Por primera vez, investigadores del Hospital Universitario de Erlangen (Alemania) han conseguido tratar con éxito a una paciente con tres enfermedades autoinmunes graves y resistentes mediante una innovadora terapia celular CAR-T. Tras un año de seguimiento, la paciente permanece en remisión completa y sin necesidad de tratamiento adicional, según un estudio publicado en la revista Med.
La mujer, de 47 años, padecía anemia hemolítica autoinmune, trombocitopenia inmune y síndrome de anticuerpos antifosfolípidos, tres patologías en las que el sistema inmunitario ataca por error al propio organismo. Durante años, su estado requirió múltiples terapias —incluyendo inmunosupresores y transfusiones diarias— sin resultados duraderos.

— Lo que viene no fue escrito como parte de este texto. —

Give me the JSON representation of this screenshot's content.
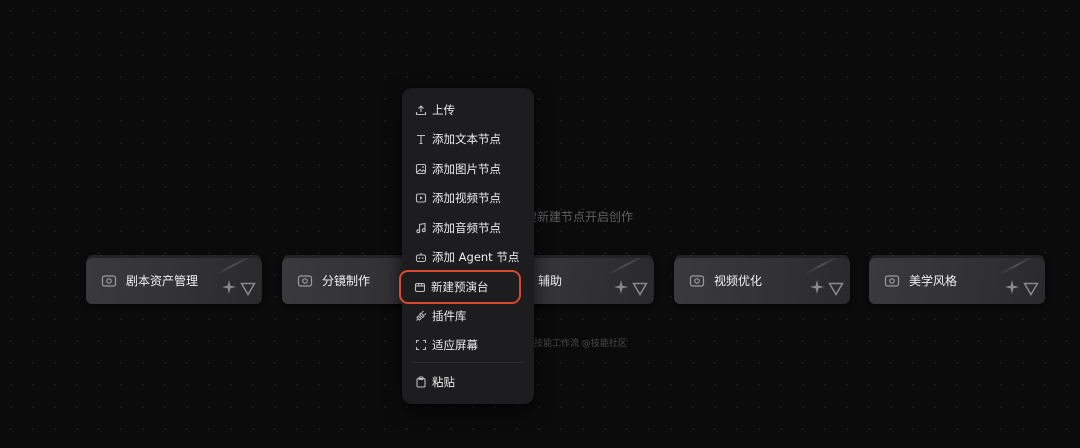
{
  "canvas": {
    "hint_text": "键新建节点开启创作",
    "watermark_text": "技能工作流 @技能社区"
  },
  "nodes": [
    {
      "label": "剧本资产管理",
      "icon": "node-icon"
    },
    {
      "label": "分镜制作",
      "icon": "node-icon"
    },
    {
      "label": "辅助",
      "icon": "node-icon"
    },
    {
      "label": "视频优化",
      "icon": "node-icon"
    },
    {
      "label": "美学风格",
      "icon": "node-icon"
    }
  ],
  "context_menu": {
    "items": [
      {
        "label": "上传",
        "icon": "upload-icon"
      },
      {
        "label": "添加文本节点",
        "icon": "text-icon"
      },
      {
        "label": "添加图片节点",
        "icon": "image-icon"
      },
      {
        "label": "添加视频节点",
        "icon": "video-icon"
      },
      {
        "label": "添加音频节点",
        "icon": "music-icon"
      },
      {
        "label": "添加 Agent 节点",
        "icon": "agent-icon"
      },
      {
        "label": "新建预演台",
        "icon": "stage-icon",
        "highlighted": true
      },
      {
        "label": "插件库",
        "icon": "plugin-icon"
      },
      {
        "label": "适应屏幕",
        "icon": "fit-screen-icon"
      },
      {
        "label": "粘贴",
        "icon": "paste-icon"
      }
    ]
  },
  "colors": {
    "background": "#0b0b0c",
    "menu_bg": "#1d1d1f",
    "highlight_border": "#d9482b"
  }
}
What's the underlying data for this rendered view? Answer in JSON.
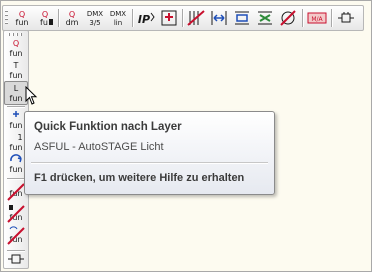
{
  "toolbar": {
    "buttons": [
      {
        "name": "fun-quick-button",
        "icon": "fun-q-icon",
        "text": "fun"
      },
      {
        "name": "fun-q2-button",
        "icon": "fun-q2-icon",
        "text": "fu"
      },
      {
        "name": "dmx-q-button",
        "icon": "dm-q-icon",
        "text": "dm"
      },
      {
        "name": "dmx-35-button",
        "icon": "dmx-icon",
        "text": "DMX",
        "sub": "3/5"
      },
      {
        "name": "dmx-lin-button",
        "icon": "dmx-lin-icon",
        "text": "DMX",
        "sub": "lin"
      },
      {
        "name": "ip-button",
        "icon": "ip-icon",
        "text": "IP"
      },
      {
        "name": "plus-button",
        "icon": "add-icon"
      },
      {
        "name": "strike-button",
        "icon": "strike-icon"
      },
      {
        "name": "distribute-button",
        "icon": "distribute-icon"
      },
      {
        "name": "align-button",
        "icon": "align-icon"
      },
      {
        "name": "swap-button",
        "icon": "swap-icon"
      },
      {
        "name": "cancel-button",
        "icon": "cancel-icon"
      },
      {
        "name": "ma-button",
        "icon": "ma-icon",
        "text": "M/A"
      },
      {
        "name": "plug-button",
        "icon": "plug-icon"
      }
    ]
  },
  "sidebar": {
    "items": [
      {
        "name": "fun-q",
        "label": "fun",
        "top": "Q"
      },
      {
        "name": "fun-t",
        "label": "fun",
        "top": "T"
      },
      {
        "name": "fun-l",
        "label": "fun",
        "top": "L"
      },
      {
        "name": "fun-plus",
        "label": "fun"
      },
      {
        "name": "fun-1",
        "label": "fun",
        "top": "1"
      },
      {
        "name": "fun-rotate",
        "label": "fun"
      },
      {
        "name": "fun-strike1",
        "label": "fun"
      },
      {
        "name": "fun-strike2",
        "label": "fun"
      },
      {
        "name": "fun-strike3",
        "label": "fun"
      }
    ]
  },
  "tooltip": {
    "title": "Quick Funktion nach Layer",
    "description": "ASFUL - AutoSTAGE Licht",
    "help": "F1 drücken, um weitere Hilfe zu erhalten"
  },
  "colors": {
    "accent_red": "#c8102e",
    "icon_dark": "#1a1a1a",
    "icon_blue": "#1f4fb8"
  }
}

La terapia CAR-T, conocida como un “fármaco vivo”, consiste en modificar las propias células inmunitarias del paciente para que identifiquen y eliminen células problemáticas. En este caso, los científicos reprogramaron los linfocitos T para atacar a las células B desreguladas, responsables de las enfermedades.
Los resultados fueron rápidos y notables:
- Una semana después, la paciente dejó de necesitar transfusiones.

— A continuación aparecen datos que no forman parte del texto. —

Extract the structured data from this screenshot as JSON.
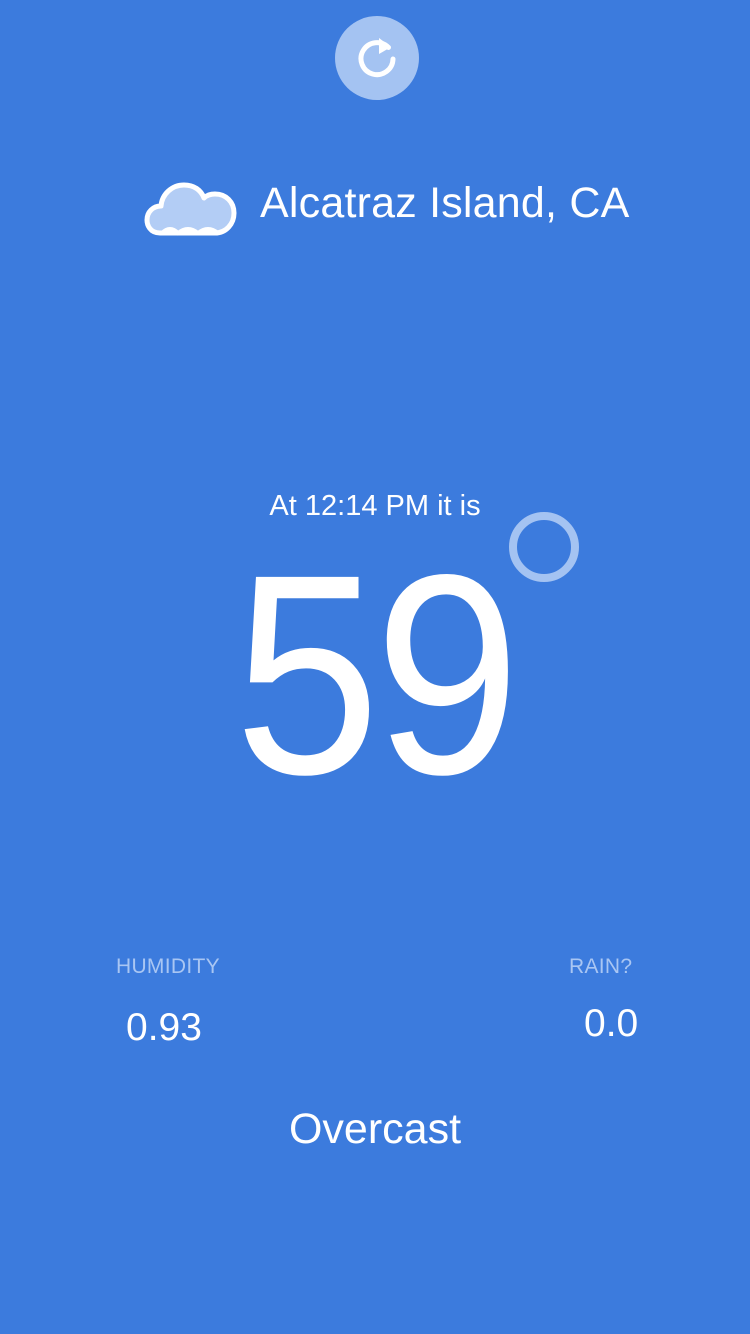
{
  "app": {
    "background_color": "#3c7bdd",
    "accent_color": "#a4c3f2"
  },
  "header": {
    "refresh_icon": "refresh-icon"
  },
  "location": {
    "icon": "cloud-icon",
    "name": "Alcatraz Island, CA"
  },
  "current": {
    "time_label": "At 12:14 PM it is",
    "temperature": "59",
    "degree_icon": "degree-ring-icon"
  },
  "stats": {
    "humidity_label": "HUMIDITY",
    "humidity_value": "0.93",
    "rain_label": "RAIN?",
    "rain_value": "0.0"
  },
  "summary": "Overcast"
}
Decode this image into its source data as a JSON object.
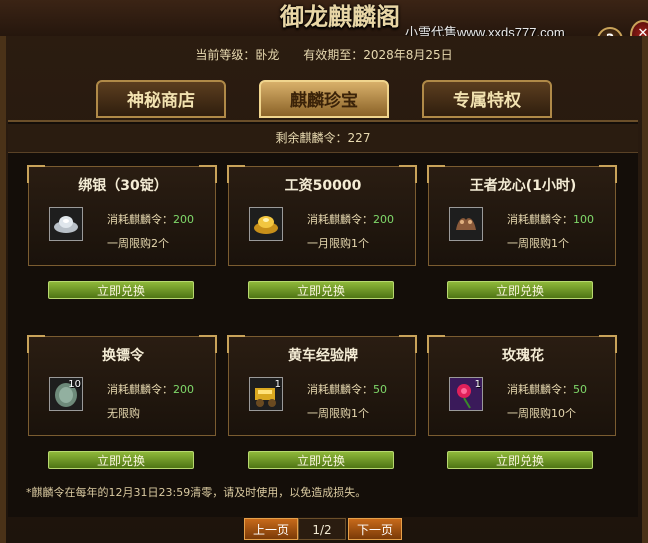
{
  "banner": {
    "title": "御龙麒麟阁"
  },
  "watermark": "小雪代售www.xxds777.com",
  "buttons": {
    "help": "?",
    "close": "✕"
  },
  "status": {
    "level_label": "当前等级：卧龙",
    "expiry_label": "有效期至：2028年8月25日"
  },
  "tabs": [
    {
      "label": "神秘商店"
    },
    {
      "label": "麒麟珍宝"
    },
    {
      "label": "专属特权"
    }
  ],
  "remaining": "剩余麒麟令：227",
  "cards": [
    {
      "title": "绑银（30锭）",
      "cost_label": "消耗麒麟令：",
      "cost": "200",
      "limit": "一周限购2个",
      "qty": "",
      "icon": "silver-ingot-icon",
      "button": "立即兑换"
    },
    {
      "title": "工资50000",
      "cost_label": "消耗麒麟令：",
      "cost": "200",
      "limit": "一月限购1个",
      "qty": "",
      "icon": "gold-ingot-icon",
      "button": "立即兑换"
    },
    {
      "title": "王者龙心(1小时)",
      "cost_label": "消耗麒麟令：",
      "cost": "100",
      "limit": "一周限购1个",
      "qty": "",
      "icon": "dragon-heart-icon",
      "button": "立即兑换"
    },
    {
      "title": "换镖令",
      "cost_label": "消耗麒麟令：",
      "cost": "200",
      "limit": "无限购",
      "qty": "10",
      "icon": "token-icon",
      "button": "立即兑换"
    },
    {
      "title": "黄车经验牌",
      "cost_label": "消耗麒麟令：",
      "cost": "50",
      "limit": "一周限购1个",
      "qty": "1",
      "icon": "gold-cart-icon",
      "button": "立即兑换"
    },
    {
      "title": "玫瑰花",
      "cost_label": "消耗麒麟令：",
      "cost": "50",
      "limit": "一周限购10个",
      "qty": "1",
      "icon": "rose-icon",
      "button": "立即兑换"
    }
  ],
  "footnote": "*麒麟令在每年的12月31日23:59清零，请及时使用，以免造成损失。",
  "pager": {
    "prev": "上一页",
    "page": "1/2",
    "next": "下一页"
  },
  "colors": {
    "accent_gold": "#c9a35a",
    "cost_green": "#7fd96a",
    "button_green": "#6f9a24"
  }
}
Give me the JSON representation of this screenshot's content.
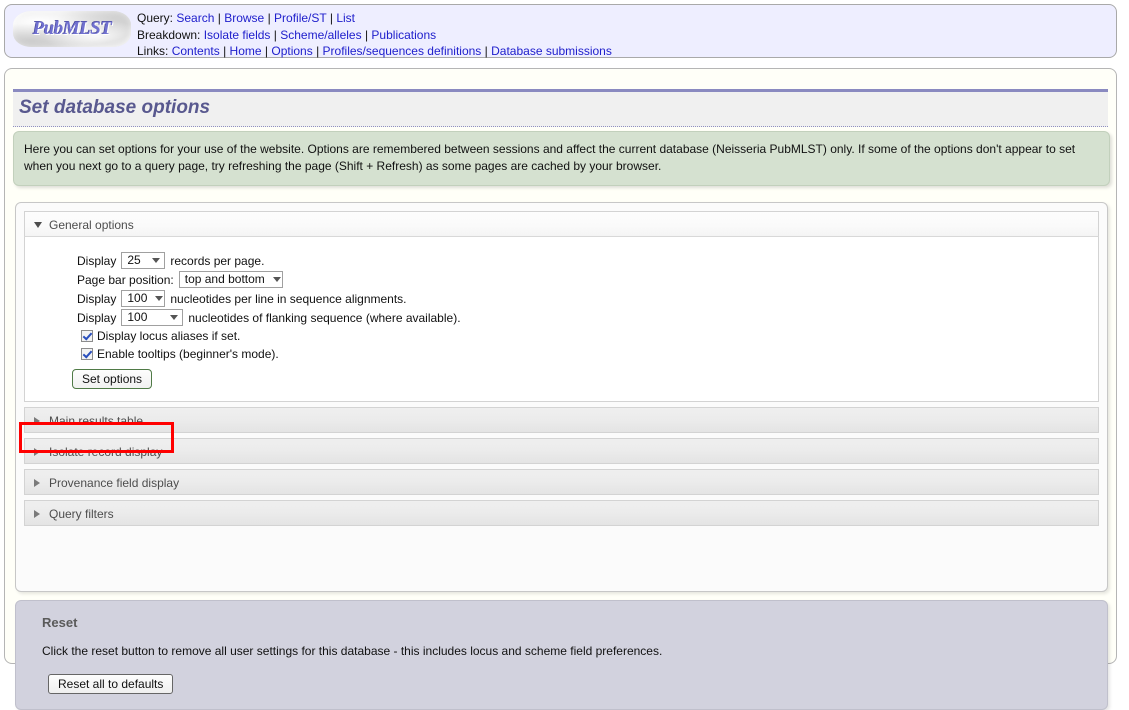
{
  "header": {
    "logo_text": "PubMLST",
    "nav_rows": [
      {
        "label": "Query:",
        "links": [
          "Search",
          "Browse",
          "Profile/ST",
          "List"
        ]
      },
      {
        "label": "Breakdown:",
        "links": [
          "Isolate fields",
          "Scheme/alleles",
          "Publications"
        ]
      },
      {
        "label": "Links:",
        "links": [
          "Contents",
          "Home",
          "Options",
          "Profiles/sequences definitions",
          "Database submissions"
        ]
      }
    ]
  },
  "page": {
    "title": "Set database options",
    "info_text": "Here you can set options for your use of the website. Options are remembered between sessions and affect the current database (Neisseria PubMLST) only. If some of the options don't appear to set when you next go to a query page, try refreshing the page (Shift + Refresh) as some pages are cached by your browser."
  },
  "general_options": {
    "header_label": "General options",
    "rows": [
      {
        "prefix": "Display",
        "value": "25",
        "suffix": "records per page."
      },
      {
        "prefix": "Page bar position:",
        "value": "top and bottom",
        "suffix": ""
      },
      {
        "prefix": "Display",
        "value": "100",
        "suffix": "nucleotides per line in sequence alignments."
      },
      {
        "prefix": "Display",
        "value": "100",
        "suffix": "nucleotides of flanking sequence (where available)."
      }
    ],
    "checkboxes": [
      {
        "label": "Display locus aliases if set.",
        "checked": true
      },
      {
        "label": "Enable tooltips (beginner's mode).",
        "checked": true
      }
    ],
    "submit_label": "Set options"
  },
  "collapsed_sections": [
    {
      "label": "Main results table",
      "highlighted": false
    },
    {
      "label": "Isolate record display",
      "highlighted": true
    },
    {
      "label": "Provenance field display",
      "highlighted": false
    },
    {
      "label": "Query filters",
      "highlighted": false
    }
  ],
  "reset": {
    "title": "Reset",
    "description": "Click the reset button to remove all user settings for this database - this includes locus and scheme field preferences.",
    "button_label": "Reset all to defaults"
  },
  "colors": {
    "highlight_box": "#ff0000",
    "header_bg": "#eeeeff",
    "info_bg": "#d5e1d0",
    "reset_bg": "#d2d2de",
    "title_color": "#59598f",
    "link_color": "#2020cc"
  }
}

- A las dos semanas, recuperó fuerza y actividad normal.
- En tres semanas, sus niveles de hemoglobina volvieron a valores normales.
Además, se observó una mejoría simultánea en las tres patologías, con estabilización de plaquetas y desaparición de anticuerpos asociados a coágulos.

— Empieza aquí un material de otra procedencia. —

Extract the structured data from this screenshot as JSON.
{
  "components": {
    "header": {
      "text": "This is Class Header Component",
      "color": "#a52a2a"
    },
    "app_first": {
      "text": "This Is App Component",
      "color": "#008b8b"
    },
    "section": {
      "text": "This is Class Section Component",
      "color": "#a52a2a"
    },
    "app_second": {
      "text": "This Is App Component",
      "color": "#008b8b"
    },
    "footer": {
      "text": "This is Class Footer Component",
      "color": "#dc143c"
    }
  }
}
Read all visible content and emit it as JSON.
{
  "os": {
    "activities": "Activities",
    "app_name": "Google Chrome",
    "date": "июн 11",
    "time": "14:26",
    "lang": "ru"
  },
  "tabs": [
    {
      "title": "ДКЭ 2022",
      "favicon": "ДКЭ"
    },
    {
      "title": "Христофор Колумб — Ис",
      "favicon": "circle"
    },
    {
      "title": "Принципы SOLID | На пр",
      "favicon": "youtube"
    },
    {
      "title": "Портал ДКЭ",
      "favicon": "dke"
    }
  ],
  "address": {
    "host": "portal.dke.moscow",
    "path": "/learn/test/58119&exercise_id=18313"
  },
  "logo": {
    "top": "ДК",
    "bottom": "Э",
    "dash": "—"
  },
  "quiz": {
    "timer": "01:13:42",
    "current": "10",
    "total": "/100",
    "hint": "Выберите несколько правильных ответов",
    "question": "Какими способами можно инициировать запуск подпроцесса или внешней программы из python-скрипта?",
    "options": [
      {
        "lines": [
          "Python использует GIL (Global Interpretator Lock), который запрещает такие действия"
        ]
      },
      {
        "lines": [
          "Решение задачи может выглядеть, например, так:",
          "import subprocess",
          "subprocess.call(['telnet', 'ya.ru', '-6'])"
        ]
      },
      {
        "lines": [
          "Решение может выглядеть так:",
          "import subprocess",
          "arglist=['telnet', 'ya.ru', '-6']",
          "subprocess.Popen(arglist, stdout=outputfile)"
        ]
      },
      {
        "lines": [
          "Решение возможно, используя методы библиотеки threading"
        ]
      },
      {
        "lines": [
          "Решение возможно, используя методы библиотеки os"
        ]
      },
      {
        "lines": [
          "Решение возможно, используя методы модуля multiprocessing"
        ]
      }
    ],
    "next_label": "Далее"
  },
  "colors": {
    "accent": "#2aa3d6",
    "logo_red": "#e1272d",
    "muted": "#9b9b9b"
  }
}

Según el investigador principal, Fabian Müller, la clave del éxito podría estar en la capacidad de las células CAR-T para eliminar completamente las células inmunitarias defectuosas en todo el organismo, lo que habría permitido “reiniciar” el sistema inmunitario de la paciente.
Un año después del tratamiento, la paciente sigue sin recaídas, aunque presenta algunas alteraciones leves que los especialistas atribuyen a terapias previas. Este caso abre la puerta a utilizar la terapia CAR-T como una nueva estrategia para tratar enfermedades autoinmunes complejas y resistentes.